Barbie wants girls to be their own bosses

Mattel is hoping to inspire little girls to be their own bosses with a new Career Barbie and business bursary for budding young entrepreneurs.

Entrepreneur Barbie launched late last week, with a PR-heavy campaign focused on getting girls (and moms, aunts, teachers, friends, etc.) to sign up or nominate someone under 18 they think demonstrates true entrepreneurship.

The Barbie Business Bursary will award three youngsters $2,500 to fund their big idea. It will be supported by a digital campaign on various Corus-owned networks, including YTV, Nick Jr. and Teletoon, as well as iVillage and Own.

“Barbie has always taken on careers where women are under-represented,” says Alicia Sumar, brand manager for Barbie at Mattel, on the latest addition to the Career lineup. Past occupations include Astronaut Barbie (launched four years before man walked on the moon) and Surgeon Barbie (launched when the majority of female doctors were in GP roles, with few in the surgeon ranks). It’s worth noting that the jury is still out on whether Barbie has a positive or negative effect on girls’ career aspirations, with one study saying girls who play with the doll are less likely to desire traditionally male-dominated careers (though it was, admittedly, a small sample size).

There was discussion among the Mattel ranks over whether it should be CEO Barbie or Entrepreneur Barbie (both careers are incredibly under-represented in today’s day and age). The end decision fell to Entrepreneur, Sumar says, because it was a more open-ended role (for example, she says girls may dream one day to be makeup artists, and it “takes an entrepreneurial spirit” to venture on their own to follow that dream).
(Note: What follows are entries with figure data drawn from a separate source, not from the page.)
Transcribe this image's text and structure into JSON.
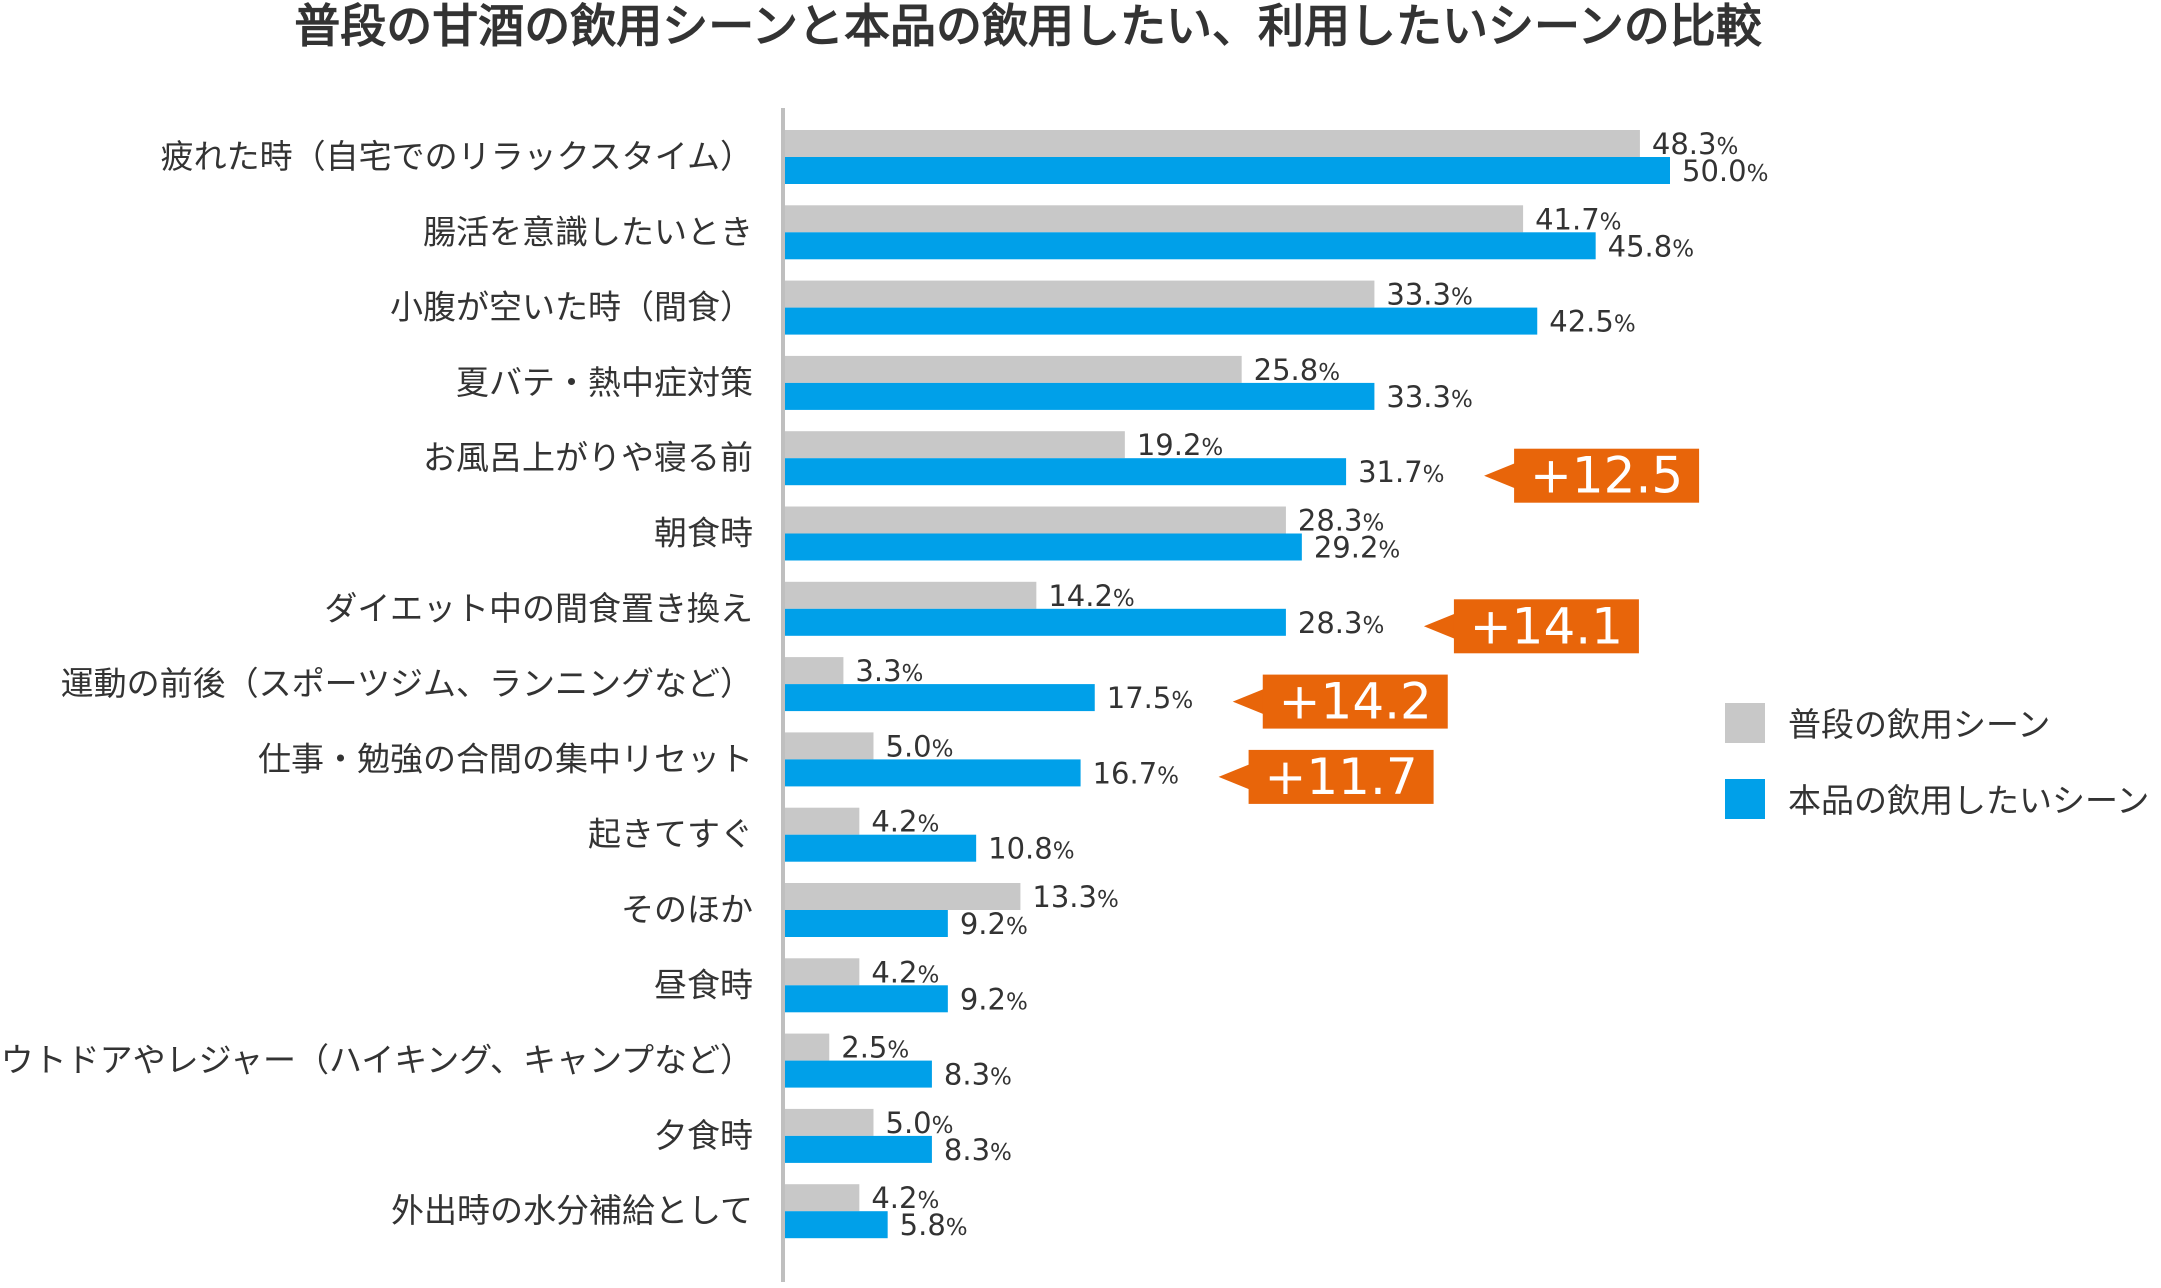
{
  "chart_data": {
    "type": "bar",
    "orientation": "horizontal",
    "title": "普段の甘酒の飲用シーンと本品の飲用したい、利用したいシーンの比較",
    "unit": "%",
    "categories": [
      "疲れた時（自宅でのリラックスタイム）",
      "腸活を意識したいとき",
      "小腹が空いた時（間食）",
      "夏バテ・熱中症対策",
      "お風呂上がりや寝る前",
      "朝食時",
      "ダイエット中の間食置き換え",
      "運動の前後（スポーツジム、ランニングなど）",
      "仕事・勉強の合間の集中リセット",
      "起きてすぐ",
      "そのほか",
      "昼食時",
      "アウトドアやレジャー（ハイキング、キャンプなど）",
      "夕食時",
      "外出時の水分補給として"
    ],
    "series": [
      {
        "name": "普段の飲用シーン",
        "color": "#c8c8c8",
        "values": [
          48.3,
          41.7,
          33.3,
          25.8,
          19.2,
          28.3,
          14.2,
          3.3,
          5.0,
          4.2,
          13.3,
          4.2,
          2.5,
          5.0,
          4.2
        ],
        "labels": [
          "48.3",
          "41.7",
          "33.3",
          "25.8",
          "19.2",
          "28.3",
          "14.2",
          "3.3",
          "5.0",
          "4.2",
          "13.3",
          "4.2",
          "2.5",
          "5.0",
          "4.2"
        ]
      },
      {
        "name": "本品の飲用したいシーン",
        "color": "#00a0e9",
        "values": [
          50.0,
          45.8,
          42.5,
          33.3,
          31.7,
          29.2,
          28.3,
          17.5,
          16.7,
          10.8,
          9.2,
          9.2,
          8.3,
          8.3,
          5.8
        ],
        "labels": [
          "50.0",
          "45.8",
          "42.5",
          "33.3",
          "31.7",
          "29.2",
          "28.3",
          "17.5",
          "16.7",
          "10.8",
          "9.2",
          "9.2",
          "8.3",
          "8.3",
          "5.8"
        ]
      }
    ],
    "callouts": [
      {
        "category_index": 4,
        "text": "+12.5"
      },
      {
        "category_index": 6,
        "text": "+14.1"
      },
      {
        "category_index": 7,
        "text": "+14.2"
      },
      {
        "category_index": 8,
        "text": "+11.7"
      }
    ],
    "callout_color": "#e8650a",
    "xlim": [
      0,
      50
    ],
    "legend_position": "right"
  }
}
The brand surveyed women entrepreneurs in June of this year, which found 70% believed anything was possible when they were a young girl, while two-thirds believed they were living out their young dreams as a child. “That was the aha! for us,” she says. “It’s so important that we help foster that mindset and build dreams early on so girls can feel like they’re living that out later in life.”

The campaign is geared at boosting positive impressions of the brand, and making a connection between playing and Barbie. Emphasis will be placed on measuring attitude, though sales will also be a factor, she says (with success of other Career Barbie lines measured to see if the Entrepreneur Barbie push offers a positive halo over the rest of the line).

The campaign targets the traditional demo, girls aged three to eight, but also their mothers, Sumar says, as the Career line is one of the few extensions where product demand comes from both moms and daughters (traditional lines typically skew towards demand from the girls). The campaign, by Strategic Objectives on PR and overall strategy, TrojanOne for the digital site and Carat on media, will run until the end of October when the winners of the bursary are announced.